Qua­ritch est mort en 1981, Doro­thy quelques années plus tard. Ils reposent quelque part en Angle­terre, loin des laté­rites rouges de Nakhon Pathom, loin des temples qu’ils ont exhu­més. Mais leur héri­tage demeure, ambi­va­lent comme tout héri­tage colo­nial : à la fois appro­pria­tion cultu­relle et contri­bu­tion scien­ti­fique, à la fois vio­lence sym­bo­lique et trans­mis­sion de savoir.

On visite aujourd’­hui le musée de Nakhon Pathom, on contemple les boud­dhas Dva­ra­va­ti que Qua­ritch a sor­tis de terre. Des tou­ristes thaï­lan­dais pho­to­gra­phient ces ves­tiges de leur propre pas­sé, redé­cou­vert par des étran­gers. L’ar­chéo­lo­gie a ceci de ver­ti­gi­neux qu’elle révèle tou­jours autant sur ceux qui fouillent que sur ceux qui sont fouillés.

On devrait main­te­nant s’en­vo­ler vers une autre his­toire, bifur­quer vers Mal­raux pillant les temples khmers ou vers Louis Finot et l’É­cole fran­çaise d’Ex­trême-Orient. Mais res­tons encore un ins­tant avec les Qua­ritch Wales, ce couple impro­bable qui a pas­sé sa vie à recons­ti­tuer un monde dis­pa­ru, à des­si­ner les contours d’une civi­li­sa­tion oubliée, à prou­ver que l’his­toire de l’A­sie du Sud-Est ne com­men­çait ni avec les Euro­péens ni même avec les royaumes que nous connais­sons, mais se per­dait dans des siècles obs­curs où cir­cu­laient déjà les idées, les reli­gions, les marchandises.

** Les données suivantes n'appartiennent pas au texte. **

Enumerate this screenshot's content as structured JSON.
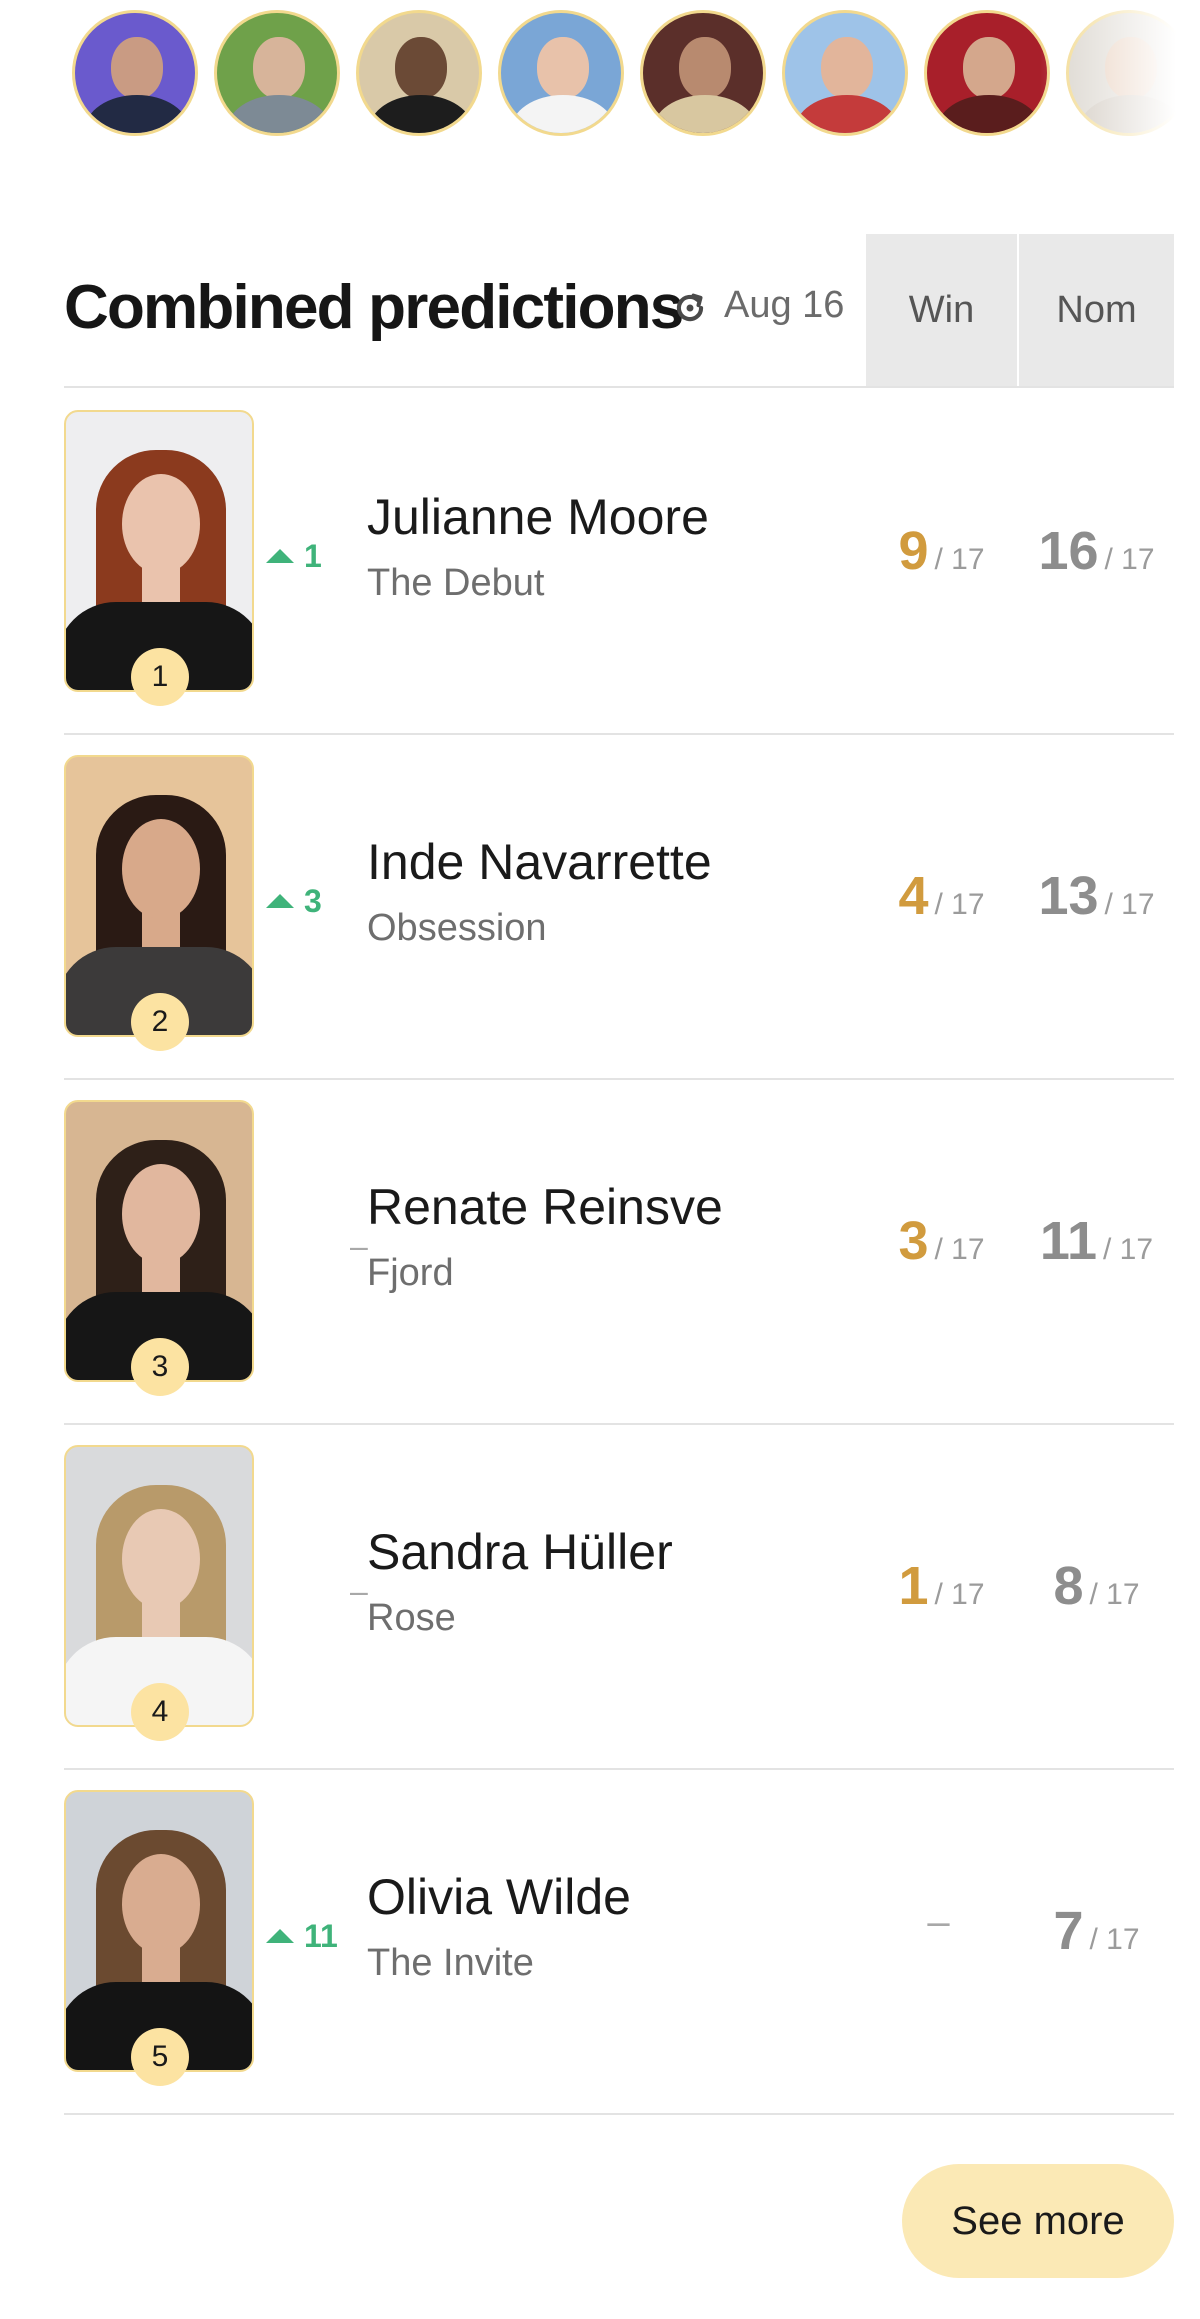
{
  "predictors": [
    {
      "name": "predictor-1",
      "bg": "#6a5acd",
      "skin": "#c99b83",
      "shirt": "#222a44"
    },
    {
      "name": "predictor-2",
      "bg": "#6fa14a",
      "skin": "#d7b49a",
      "shirt": "#7d8a95"
    },
    {
      "name": "predictor-3",
      "bg": "#d9c9a8",
      "skin": "#6b4a36",
      "shirt": "#1d1d1d"
    },
    {
      "name": "predictor-4",
      "bg": "#7aa6d6",
      "skin": "#e8c2aa",
      "shirt": "#f4f4f4"
    },
    {
      "name": "predictor-5",
      "bg": "#5b2f2a",
      "skin": "#b88a6f",
      "shirt": "#d8c7a0"
    },
    {
      "name": "predictor-6",
      "bg": "#9ec3e8",
      "skin": "#e2b59b",
      "shirt": "#c43b3b"
    },
    {
      "name": "predictor-7",
      "bg": "#a81f2a",
      "skin": "#d4a78c",
      "shirt": "#5a1d1d"
    },
    {
      "name": "predictor-8",
      "bg": "#d9d4cc",
      "skin": "#e6cbb7",
      "shirt": "#cfc7bd"
    }
  ],
  "header": {
    "title": "Combined predictions",
    "refresh_icon": "refresh-icon",
    "updated": "Aug 16",
    "col_win": "Win",
    "col_nom": "Nom"
  },
  "rows": [
    {
      "rank": "1",
      "name": "Julianne Moore",
      "film": "The Debut",
      "trend": "up",
      "trend_value": "1",
      "win": "9",
      "win_total": "/ 17",
      "nom": "16",
      "nom_total": "/ 17",
      "photo": {
        "bg": "#eeeef0",
        "hair": "#8b3a1e",
        "skin": "#eac3ad",
        "top": "#161616"
      }
    },
    {
      "rank": "2",
      "name": "Inde Navarrette",
      "film": "Obsession",
      "trend": "up",
      "trend_value": "3",
      "win": "4",
      "win_total": "/ 17",
      "nom": "13",
      "nom_total": "/ 17",
      "photo": {
        "bg": "#e6c49a",
        "hair": "#2a1a14",
        "skin": "#d8a98a",
        "top": "#3c3a3a"
      }
    },
    {
      "rank": "3",
      "name": "Renate Reinsve",
      "film": "Fjord",
      "trend": "flat",
      "trend_value": "–",
      "win": "3",
      "win_total": "/ 17",
      "nom": "11",
      "nom_total": "/ 17",
      "photo": {
        "bg": "#d7b692",
        "hair": "#2e2018",
        "skin": "#e1b79e",
        "top": "#161616"
      }
    },
    {
      "rank": "4",
      "name": "Sandra Hüller",
      "film": "Rose",
      "trend": "flat",
      "trend_value": "–",
      "win": "1",
      "win_total": "/ 17",
      "nom": "8",
      "nom_total": "/ 17",
      "photo": {
        "bg": "#d9dadc",
        "hair": "#b89a6a",
        "skin": "#e8c9b4",
        "top": "#f5f5f5"
      }
    },
    {
      "rank": "5",
      "name": "Olivia Wilde",
      "film": "The Invite",
      "trend": "up",
      "trend_value": "11",
      "win": "–",
      "win_total": "",
      "nom": "7",
      "nom_total": "/ 17",
      "photo": {
        "bg": "#cfd3d8",
        "hair": "#6b4a30",
        "skin": "#d9ac90",
        "top": "#141414"
      }
    }
  ],
  "see_more": "See more"
}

Archéo­lo­gie : du grec ancien, fouiller les ori­gines. Les Qua­ritch Wales ont fouillé, inlas­sa­ble­ment, avec les outils concep­tuels de leur époque, avec les pré­ju­gés de leur classe et de leur race, mais aus­si avec une sin­cère pas­sion pour ces pierres qui parlent à qui sait les écou­ter. Aujourd’­hui, sous le soleil écra­sant de la plaine cen­trale thaï­lan­daise, leurs décou­vertes conti­nuent d’é­mer­ger de la terre rouge, témoins silen­cieux d’un pas­sé mul­tiple, com­plexe, que nous ne fini­rons jamais vrai­ment de comprendre.